Foreign funds have net sold about $862 million in capital assets (bonds plus equities) so far this month, data from Bloomberg showed, explaining the recent declines in local asset prices and underscoring the importance of post-election stability in determining future fund flows. Lower oil prices are also crucial for New Delhi to hold down its import bills and draw overseas investors.
“All three markets, including equities … are only corroborating overseas money outflows,” said Ashutosh Khajuria, ED, Federal Bank. “As long as crude prices are rising, foreign portfolio investors are unlikely to come back.”

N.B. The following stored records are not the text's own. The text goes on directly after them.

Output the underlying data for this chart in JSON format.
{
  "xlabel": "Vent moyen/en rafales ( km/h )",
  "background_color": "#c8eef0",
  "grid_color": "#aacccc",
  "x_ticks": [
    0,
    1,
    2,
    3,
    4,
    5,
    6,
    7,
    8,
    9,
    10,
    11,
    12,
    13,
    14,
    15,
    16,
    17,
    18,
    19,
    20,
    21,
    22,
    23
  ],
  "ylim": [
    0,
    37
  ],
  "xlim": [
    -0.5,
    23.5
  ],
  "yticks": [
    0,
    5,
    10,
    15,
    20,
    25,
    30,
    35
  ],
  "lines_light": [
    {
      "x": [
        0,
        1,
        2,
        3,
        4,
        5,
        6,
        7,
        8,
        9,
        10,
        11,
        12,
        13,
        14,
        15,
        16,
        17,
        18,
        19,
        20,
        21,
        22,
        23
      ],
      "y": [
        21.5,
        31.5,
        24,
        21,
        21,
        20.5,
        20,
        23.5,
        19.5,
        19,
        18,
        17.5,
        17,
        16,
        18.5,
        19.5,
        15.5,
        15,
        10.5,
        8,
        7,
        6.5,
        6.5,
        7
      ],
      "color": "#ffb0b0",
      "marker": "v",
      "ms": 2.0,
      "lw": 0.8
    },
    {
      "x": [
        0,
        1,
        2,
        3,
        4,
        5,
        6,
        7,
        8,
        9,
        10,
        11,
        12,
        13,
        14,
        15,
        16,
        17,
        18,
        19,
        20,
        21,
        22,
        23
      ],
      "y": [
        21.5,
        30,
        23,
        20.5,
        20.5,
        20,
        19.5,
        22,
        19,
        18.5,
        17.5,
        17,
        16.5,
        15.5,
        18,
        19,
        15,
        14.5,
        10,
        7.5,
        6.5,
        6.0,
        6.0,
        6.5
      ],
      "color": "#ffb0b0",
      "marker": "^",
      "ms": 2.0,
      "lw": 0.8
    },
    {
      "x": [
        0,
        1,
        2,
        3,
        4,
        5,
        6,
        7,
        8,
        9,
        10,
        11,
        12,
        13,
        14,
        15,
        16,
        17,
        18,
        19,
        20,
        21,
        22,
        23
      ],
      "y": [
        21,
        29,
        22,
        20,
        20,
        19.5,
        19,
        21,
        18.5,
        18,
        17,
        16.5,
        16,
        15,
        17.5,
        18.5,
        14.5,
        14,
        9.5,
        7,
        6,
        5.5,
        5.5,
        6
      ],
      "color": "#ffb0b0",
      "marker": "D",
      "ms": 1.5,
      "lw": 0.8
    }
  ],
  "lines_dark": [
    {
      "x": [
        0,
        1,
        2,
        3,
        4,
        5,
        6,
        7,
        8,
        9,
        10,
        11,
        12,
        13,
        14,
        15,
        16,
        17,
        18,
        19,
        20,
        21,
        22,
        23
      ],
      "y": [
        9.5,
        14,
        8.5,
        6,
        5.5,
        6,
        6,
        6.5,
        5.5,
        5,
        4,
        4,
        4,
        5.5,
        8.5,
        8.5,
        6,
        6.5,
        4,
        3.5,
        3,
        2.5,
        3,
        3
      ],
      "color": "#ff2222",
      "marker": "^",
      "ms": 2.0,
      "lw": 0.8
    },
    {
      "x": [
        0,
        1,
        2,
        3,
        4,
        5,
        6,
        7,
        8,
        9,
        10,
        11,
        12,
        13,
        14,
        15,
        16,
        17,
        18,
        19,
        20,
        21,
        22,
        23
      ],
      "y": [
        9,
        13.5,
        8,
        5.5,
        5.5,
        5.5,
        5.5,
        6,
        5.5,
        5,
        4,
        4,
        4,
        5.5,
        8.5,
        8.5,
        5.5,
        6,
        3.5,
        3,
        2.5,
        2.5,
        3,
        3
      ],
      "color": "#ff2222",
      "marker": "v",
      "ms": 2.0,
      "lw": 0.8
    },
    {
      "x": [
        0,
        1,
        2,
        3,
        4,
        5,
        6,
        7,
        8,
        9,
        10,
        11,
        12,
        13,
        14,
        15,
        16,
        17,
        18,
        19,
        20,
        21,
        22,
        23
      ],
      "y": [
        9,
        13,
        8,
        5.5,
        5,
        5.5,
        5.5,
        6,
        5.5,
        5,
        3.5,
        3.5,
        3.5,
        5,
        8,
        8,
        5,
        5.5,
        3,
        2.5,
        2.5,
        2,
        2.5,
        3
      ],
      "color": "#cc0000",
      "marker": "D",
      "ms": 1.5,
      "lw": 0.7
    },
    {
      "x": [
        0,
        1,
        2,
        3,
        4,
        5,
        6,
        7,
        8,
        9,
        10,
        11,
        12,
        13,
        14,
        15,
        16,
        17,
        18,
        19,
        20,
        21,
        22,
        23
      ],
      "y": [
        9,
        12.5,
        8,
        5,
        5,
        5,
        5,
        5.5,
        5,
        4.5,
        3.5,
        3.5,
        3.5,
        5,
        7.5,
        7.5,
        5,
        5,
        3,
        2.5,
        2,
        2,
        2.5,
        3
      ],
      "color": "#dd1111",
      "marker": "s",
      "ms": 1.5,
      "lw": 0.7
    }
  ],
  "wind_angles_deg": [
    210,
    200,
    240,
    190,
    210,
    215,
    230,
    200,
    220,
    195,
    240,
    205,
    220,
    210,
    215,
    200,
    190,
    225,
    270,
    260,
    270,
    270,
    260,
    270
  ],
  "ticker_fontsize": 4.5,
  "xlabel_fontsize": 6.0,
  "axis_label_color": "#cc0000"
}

Global crude oil prices have surged about 7 per cent in the past one month, with Brent crude touching $70 to a barrel. This climb has inflated India’s import bills.
India meets more than threefourths of its energy needs through imports.

Meanwhile, bonds appear to have lost more than stocks did. Overseas investors net sold $780 million of bonds until April 4, data available with Bloomberg showed.
“It is a double whammy for investors in the currency and money markets,” said Anindya Banerjee, analyst at Kotak Securities. “Overseas investors find this the right time to exit investments as election uncertainties remain and rising crude oil prices stoke fiscal concerns.”
The rupee might lose against the dollar and yields might remain elevated, Banerjee said.
The direct correlation between portfolio investments and the exchange rate was evident in March, when about $5 billion was invested in debt and equity assets amid the rupee’s general ascent.